In August 2018, Sam Thomas discovered a new way to attack PHP applications. This exploitation works by causing the application to unserialize a data structure controlled by the attacker and leads to the execution of arbitrary code on the attacked system.

Specifically, this attacks utilizes the phar:// stream wrapper which allows access to Phar application archives. The underlying problem is that PHP unserializes a Phar archive once it is first accessed by a file operation (e.g., file_exists()).

In this post, I answer five common questions about this new vulnerability and what it means for your application.

Am I only affected when I’m using phar archives in my application?

Sadly, no. For this exploitation to succeed, it is only necessary to have a file operation such as file_exists() that takes as its input parameter a variable that can be controlled by the attacker. Consider this example:

if(file_exists($_POST['input_path'])) {
  // do something

Assuming there is no further data validation, a user can control which value is passed to the file_exists() call. They might set its value to something like phar://../uploads/example.jpg.
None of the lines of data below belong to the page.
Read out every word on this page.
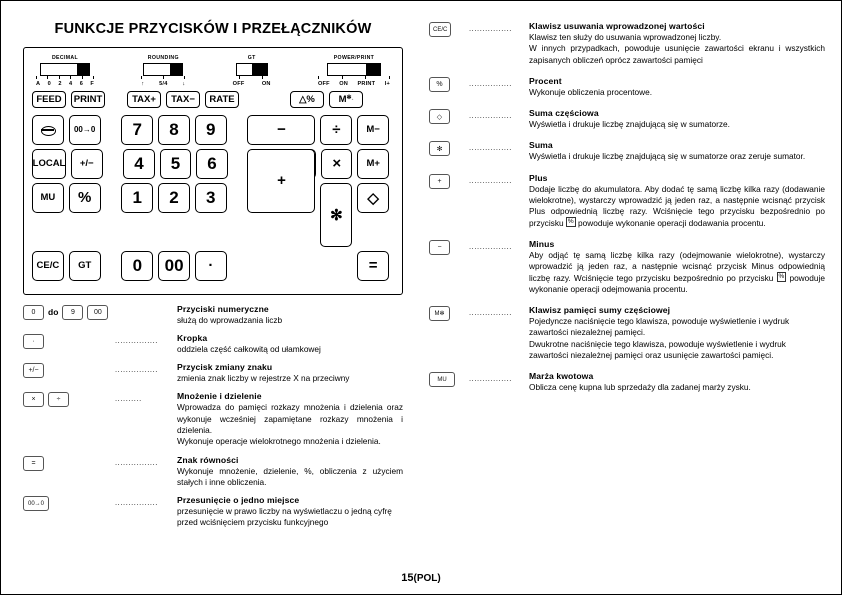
FUNKCJE PRZYCISKÓW I PRZEŁĄCZNIKÓW
DECIMAL
A 0 2 4 6 F
ROUNDING
↑	5/4	↓
GT
OFF	ON
POWER/PRINT
OFF ON PRINT I+
FEED PRINT	TAX+ TAX− RATE	△%	M $✻_◦$
00→0 7 8 9	−	÷	M−
LOCAL +/− 4 5 6	×	M+
MU % 1 2 3
+
✻
◇
CE/C GT 0 00 ·	=
0	do	9	00	Przyciski numeryczne
służą do wprowadzania liczb
·	................	Kropka
oddziela część całkowitą od ułamkowej
+/−	................	Przycisk zmiany znaku
zmienia znak liczby w rejestrze X na przeciwny
×	÷	..........	Mnożenie i dzielenie
Wprowadza do pamięci rozkazy mnożenia i dzielenia oraz wykonuje wcześniej zapamiętane rozkazy mnożenia i dzielenia.
Wykonuje operacje wielokrotnego mnożenia i dzielenia.
=	................	Znak równości
Wykonuje mnożenie, dzielenie, %, obliczenia z użyciem stałych i inne obliczenia.
00→0	................	Przesunięcie o jedno miejsce
przesunięcie w prawo liczby na wyświetlaczu o jedną cyfrę przed wciśnięciem przycisku funkcyjnego
CE/C	................	Klawisz usuwania wprowadzonej wartości
Klawisz ten służy do usuwania wprowadzonej liczby.
W innych przypadkach, powoduje usunięcie zawartości ekranu i wszystkich zapisanych obliczeń oprócz zawartości pamięci
%	................	Procent
Wykonuje obliczenia procentowe.
◇	................	Suma częściowa
Wyświetla i drukuje liczbę znajdującą się w sumatorze.
✻	................	Suma
Wyświetla i drukuje liczbę znajdującą się w sumatorze oraz zeruje sumator.
+	................	Plus
Dodaje liczbę do akumulatora. Aby dodać tę samą liczbę kilka razy (dodawanie wielokrotne), wystarczy wprowadzić ją jeden raz, a następnie wcisnąć przycisk Plus odpowiednią liczbę razy. Wciśnięcie tego przycisku bezpośrednio po przycisku % powoduje wykonanie operacji dodawania procentu.
−	................	Minus
Aby odjąć tę samą liczbę kilka razy (odejmowanie wielokrotne), wystarczy wprowadzić ją jeden raz, a następnie wcisnąć przycisk Minus odpowiednią liczbę razy. Wciśnięcie tego przycisku bezpośrednio po przycisku % powoduje wykonanie operacji odejmowania procentu.
M✻	................	Klawisz pamięci sumy częściowej
Pojedyncze naciśnięcie tego klawisza, powoduje wyświetlenie i wydruk zawartości niezależnej pamięci.
Dwukrotne naciśnięcie tego klawisza, powoduje wyświetlenie i wydruk zawartości niezależnej pamięci oraz usunięcie zawartości pamięci.
MU	................	Marża kwotowa
Oblicza cenę kupna lub sprzedaży dla zadanej marży zysku.
15(POL)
If such a piece of code exists in your application and the attacker is able to upload files to your filesystem, you are very likely vulnerable.

But I’m safe if I do not allow upload of .phar files, right?
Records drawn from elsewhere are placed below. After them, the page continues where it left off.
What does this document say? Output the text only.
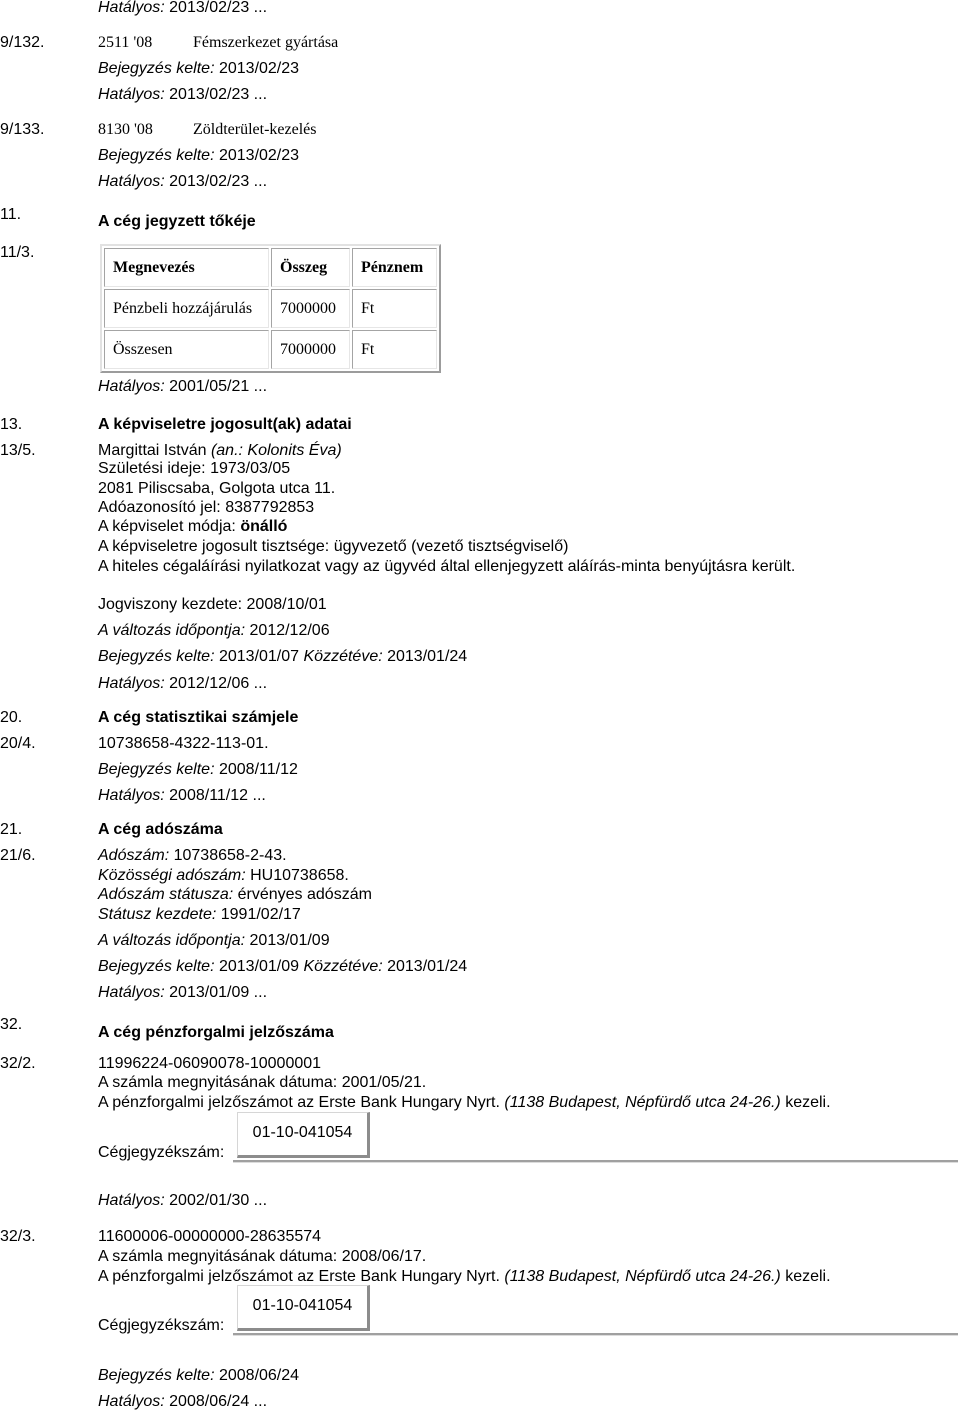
Hatályos: 2013/02/23 ...
9/132.	2511 '08	Fémszerkezet gyártása
Bejegyzés kelte: 2013/02/23
Hatályos: 2013/02/23 ...
9/133.	8130 '08	Zöldterület-kezelés
Bejegyzés kelte: 2013/02/23
Hatályos: 2013/02/23 ...
11.	A cég jegyzett tőkéje
11/3.
Megnevezés	Összeg	Pénznem
Pénzbeli hozzájárulás	7000000	Ft
Összesen	7000000	Ft
Hatályos: 2001/05/21 ...
13.	A képviseletre jogosult(ak) adatai
13/5.	Margittai István (an.: Kolonits Éva)
Születési ideje: 1973/03/05
2081 Piliscsaba, Golgota utca 11.
Adóazonosító jel: 8387792853
A képviselet módja: önálló
A képviseletre jogosult tisztsége: ügyvezető (vezető tisztségviselő)
A hiteles cégaláírási nyilatkozat vagy az ügyvéd által ellenjegyzett aláírás-minta benyújtásra került.
Jogviszony kezdete: 2008/10/01
A változás időpontja: 2012/12/06
Bejegyzés kelte: 2013/01/07 Közzétéve: 2013/01/24
Hatályos: 2012/12/06 ...
20.	A cég statisztikai számjele
20/4.	10738658-4322-113-01.
Bejegyzés kelte: 2008/11/12
Hatályos: 2008/11/12 ...
21.	A cég adószáma
21/6.	Adószám: 10738658-2-43.
Közösségi adószám: HU10738658.
Adószám státusza: érvényes adószám
Státusz kezdete: 1991/02/17
A változás időpontja: 2013/01/09
Bejegyzés kelte: 2013/01/09 Közzétéve: 2013/01/24
Hatályos: 2013/01/09 ...
32.	A cég pénzforgalmi jelzőszáma
32/2.	11996224-06090078-10000001
A számla megnyitásának dátuma: 2001/05/21.
A pénzforgalmi jelzőszámot az Erste Bank Hungary Nyrt. (1138 Budapest, Népfürdő utca 24-26.) kezeli.
01-10-041054
Cégjegyzékszám:
Hatályos: 2002/01/30 ...
32/3.	11600006-00000000-28635574
A számla megnyitásának dátuma: 2008/06/17.
A pénzforgalmi jelzőszámot az Erste Bank Hungary Nyrt. (1138 Budapest, Népfürdő utca 24-26.) kezeli.
01-10-041054
Cégjegyzékszám:
Bejegyzés kelte: 2008/06/24
Hatályos: 2008/06/24 ...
Not necessarily. When parsing files, PHP does not care about the file extension as long as the uploaded file has a valid Phar structure. Sam Thomas has demonstrated in his whitepaper that it is possible to embed a phar archive in a valid JPG file, so even if you are filtering your uploads for MIME type etc, you won’t be safe from this attack.
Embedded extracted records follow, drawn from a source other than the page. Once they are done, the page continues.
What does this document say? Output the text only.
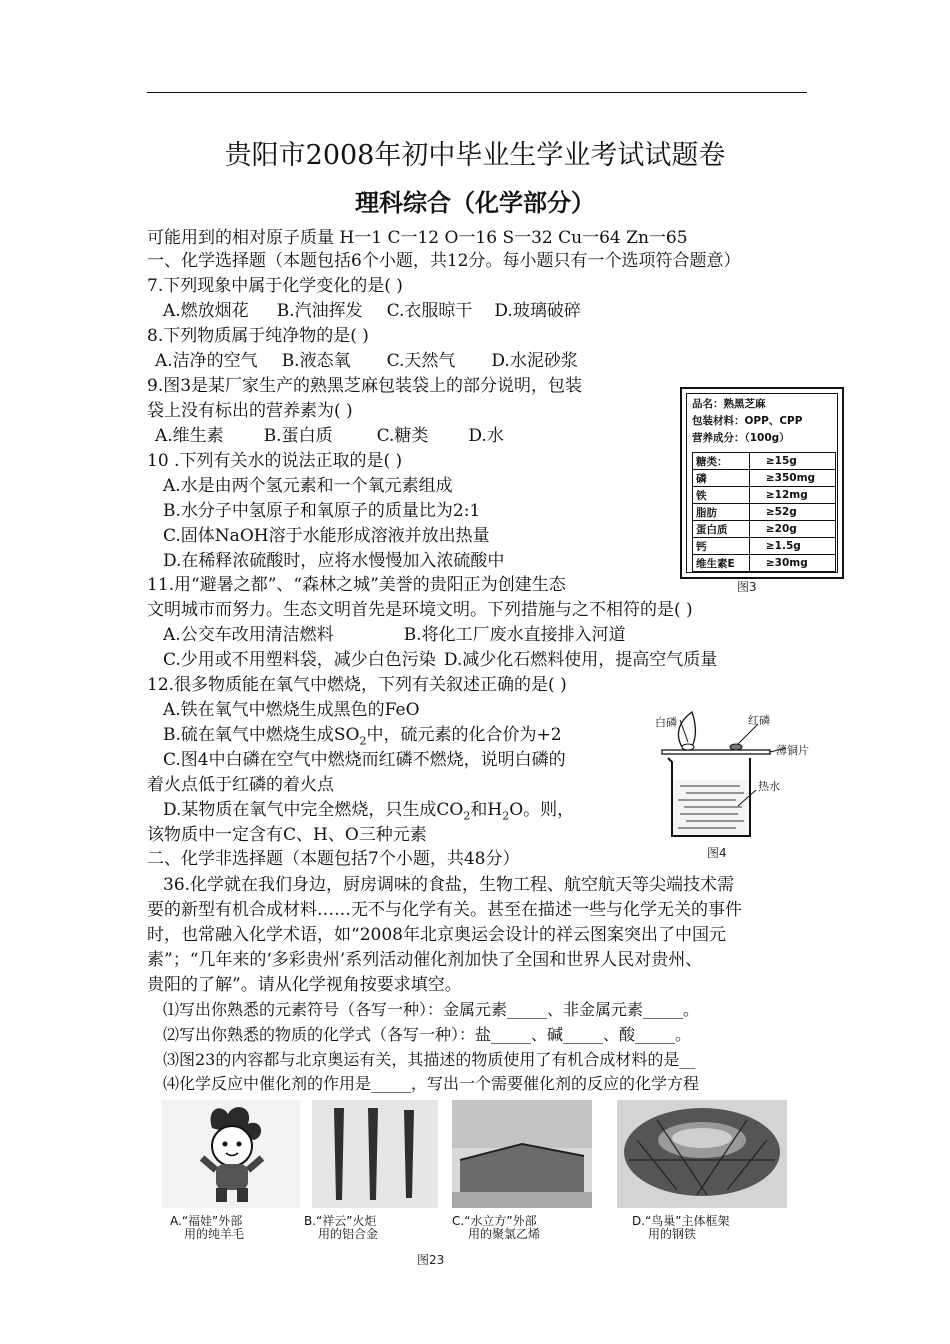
贵阳市2008年初中毕业生学业考试试题卷
理科综合（化学部分）
可能用到的相对原子质量 H一1 C一12 O一16 S一32 Cu一64 Zn一65
一、化学选择题（本题包括6个小题，共12分。每小题只有一个选项符合题意）
7.下列现象中属于化学变化的是( )
A.燃放烟花 B.汽油挥发 C.衣服晾干 D.玻璃破碎
8.下列物质属于纯净物的是( )
A.洁净的空气 B.液态氧 C.天然气 D.水泥砂浆
9.图3是某厂家生产的熟黑芝麻包装袋上的部分说明，包装
袋上没有标出的营养素为( )
A.维生素 B.蛋白质	C.糖类 D.水
10 .下列有关水的说法正取的是( )
A.水是由两个氢元素和一个氧元素组成
B.水分子中氢原子和氧原子的质量比为2:1
C.固体NaOH溶于水能形成溶液并放出热量
D.在稀释浓硫酸时，应将水慢慢加入浓硫酸中
11.用“避暑之都”、“森林之城”美誉的贵阳正为创建生态
文明城市而努力。生态文明首先是环境文明。下列措施与之不相符的是( )
A.公交车改用清洁燃料	B.将化工厂废水直接排入河道
C.少用或不用塑料袋，减少白色污染 D.减少化石燃料使用，提高空气质量
12.很多物质能在氧气中燃烧，下列有关叙述正确的是( )
A.铁在氧气中燃烧生成黑色的FeO
B.硫在氧气中燃烧生成$SO_2$中，硫元素的化合价为+2
C.图4中白磷在空气中燃烧而红磷不燃烧，说明白磷的
着火点低于红磷的着火点
D.某物质在氧气中完全燃烧，只生成$CO_2$和$H_2O$。则，
该物质中一定含有C、H、O三种元素
二、化学非选择题（本题包括7个小题，共48分）
36.化学就在我们身边，厨房调味的食盐，生物工程、航空航天等尖端技术需
要的新型有机合成材料……无不与化学有关。甚至在描述一些与化学无关的事件
时，也常融入化学术语，如“2008年北京奥运会设计的祥云图案突出了中国元
素”；“几年来的‘多彩贵州’系列活动催化剂加快了全国和世界人民对贵州、
贵阳的了解”。请从化学视角按要求填空。
⑴写出你熟悉的元素符号（各写一种）：金属元素_____、非金属元素_____。
⑵写出你熟悉的物质的化学式（各写一种）：盐_____、碱_____、酸_____。
⑶图23的内容都与北京奥运有关，其描述的物质使用了有机合成材料的是__
⑷化学反应中催化剂的作用是_____，写出一个需要催化剂的反应的化学方程
品名：熟黑芝麻
包装材料：OPP、CPP
营养成分：（100g）
糖类：	≥15g
磷	≥350mg
铁	≥12mg
脂肪	≥52g
蛋白质	≥20g
钙	≥1.5g
维生素E	≥30mg
图3
白磷	红磷
薄铜片
热水
图4
A.“福娃”外部
用的纯羊毛
B.“祥云”火炬
用的铝合金
C.“水立方”外部
用的聚氯乙烯
D.“鸟巢”主体框架
用的钢铁
图23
What’s the worst thing that could happen if the attacker can successfully unserialize a .phar archive?

By carefully crafting the uploaded phar file, the attacker can trigger system calls, for example using PHP’s passthru() function. This is possible since the __wakeup() and __destruct() methods of a serialized class are automatically called on unserialization. Using this vector, the attacker can overtake the system and is for example able to delete files, access confidential data or use the attacked system for other malicious purposes.

How can I defend myself from this exploitation? There must be a PHP update, correct?

While the author of the whitepaper suggests PHP to change its default behavior and not unserialize phar contents in this unnecessary way, at this point it does not seem very likely that this will happen in the near future. Unfortunately, it is also not possible to disable Phar compatibility for a specific PHP installation.

The only thing one can do as an application developer is to check each file operation and make sure that it is impossible for the application user to set their input parameters to a string starting with phar://.

Which file operations need to be investigated?

You should at least check the usages of the following functions:

  • include()
  • fopen()
  • file_get_contents()
  • file()
  • file_exists()
  • is_file()
  • md5_file()

For an exhaustive list, see the PHP documentation.